Automated trading are use on forex trading, stock markets and mutual funds. These trading make up over 20% of the trading perform world wide according to wikipedia.com and its growing trend is continue to show in the many years to come.

Computerised automated trading begin as early as 1970s where stock market are converting to electronics trading from paper trading and it has growth tremendously. This makes trading effectively and manageable across a global market.
There are few strategies besides executing trades base on human inputs. The more common ones are trend following, hedging, channel trading, scalping, martingale, support and resistance trading.

Trend following – These are commonly used with averaging volume indicator like simple moving average, relative strength index and a combination of moving average using different timeframe or various average length. Common used are 9, 18 and 40 simple moving average, 20 and 80 relative strength index, etc

Hedging – This strategy is similar to hedge fund where trades are buy and sell to counter value the loss and profit. Common hedging are United State Dollar with Great Britain Pound, United State Dollar with Canadian Dollar, Swiss Franc with Australian Dollar, Euro with United States Dollar.
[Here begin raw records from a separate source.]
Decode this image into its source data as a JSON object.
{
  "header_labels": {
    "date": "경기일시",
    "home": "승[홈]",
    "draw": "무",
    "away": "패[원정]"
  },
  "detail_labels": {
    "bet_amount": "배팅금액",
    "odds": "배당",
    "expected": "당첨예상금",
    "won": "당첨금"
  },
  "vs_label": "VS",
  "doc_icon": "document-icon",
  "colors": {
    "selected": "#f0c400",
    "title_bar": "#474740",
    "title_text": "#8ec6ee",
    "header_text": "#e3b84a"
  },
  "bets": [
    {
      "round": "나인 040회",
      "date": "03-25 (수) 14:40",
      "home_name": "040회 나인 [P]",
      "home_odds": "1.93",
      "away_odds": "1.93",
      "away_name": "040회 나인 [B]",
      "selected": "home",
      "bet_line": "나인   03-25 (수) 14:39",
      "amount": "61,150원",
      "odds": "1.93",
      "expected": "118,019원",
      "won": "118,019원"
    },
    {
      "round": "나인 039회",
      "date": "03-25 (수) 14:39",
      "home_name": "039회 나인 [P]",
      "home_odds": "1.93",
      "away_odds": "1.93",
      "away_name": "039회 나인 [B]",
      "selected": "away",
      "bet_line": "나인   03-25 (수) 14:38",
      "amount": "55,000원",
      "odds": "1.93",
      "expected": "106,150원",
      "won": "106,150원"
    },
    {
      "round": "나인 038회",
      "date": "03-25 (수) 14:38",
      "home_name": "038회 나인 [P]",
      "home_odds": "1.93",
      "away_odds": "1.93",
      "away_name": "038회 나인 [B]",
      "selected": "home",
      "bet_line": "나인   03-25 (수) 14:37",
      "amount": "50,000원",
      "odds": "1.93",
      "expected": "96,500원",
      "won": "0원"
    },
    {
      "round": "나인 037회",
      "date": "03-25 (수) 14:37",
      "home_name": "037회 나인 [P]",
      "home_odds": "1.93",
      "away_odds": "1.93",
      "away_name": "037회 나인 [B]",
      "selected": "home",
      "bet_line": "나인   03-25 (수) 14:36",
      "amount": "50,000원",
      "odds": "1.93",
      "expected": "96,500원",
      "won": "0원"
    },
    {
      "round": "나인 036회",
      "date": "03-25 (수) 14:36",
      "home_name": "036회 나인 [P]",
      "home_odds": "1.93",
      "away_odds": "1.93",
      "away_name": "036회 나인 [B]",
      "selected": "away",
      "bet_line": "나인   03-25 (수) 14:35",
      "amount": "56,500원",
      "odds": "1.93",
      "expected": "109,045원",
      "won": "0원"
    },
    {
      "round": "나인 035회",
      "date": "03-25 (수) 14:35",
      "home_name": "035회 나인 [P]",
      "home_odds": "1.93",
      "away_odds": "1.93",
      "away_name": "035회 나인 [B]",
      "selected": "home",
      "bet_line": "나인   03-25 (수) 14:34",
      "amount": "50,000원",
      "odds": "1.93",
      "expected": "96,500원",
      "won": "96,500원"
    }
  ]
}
Channel trading – This trading watches the hourly or daily high and low and execute trades when reaches the low and high range. It will look like a bouncing ball where the price will go up and down bouncing like a ball.

Scalping strategy – This is more commonly used in Forex trading where small amount of profits or PIPS are taken from every trades and cumulative profit from many of these small trades. The risk is high but volume of trades will compensate its loss.


Martingale – This originates from mathematics arithmetic calculation where the lots quantity will increase with increasing losses. This is a sure win strategy in theory but in practical it is very difficult to achieve due to large capital that is required to maintain the margin.

Support and resistance trading – This is the fundament used in trading as it is believe trading price and traders will see support level and resistance level through out the whole duration of trading. The support and resistance can be divergence or convergence, thus makes many combination of support and resistance that can be obtained when looking at multiple timeframe.

MT4 and  Tradestation  are 2 main trading software widely used for Forex automated trading. Forex trading involved risk and you are to fully understand them before trading any of the commercial products.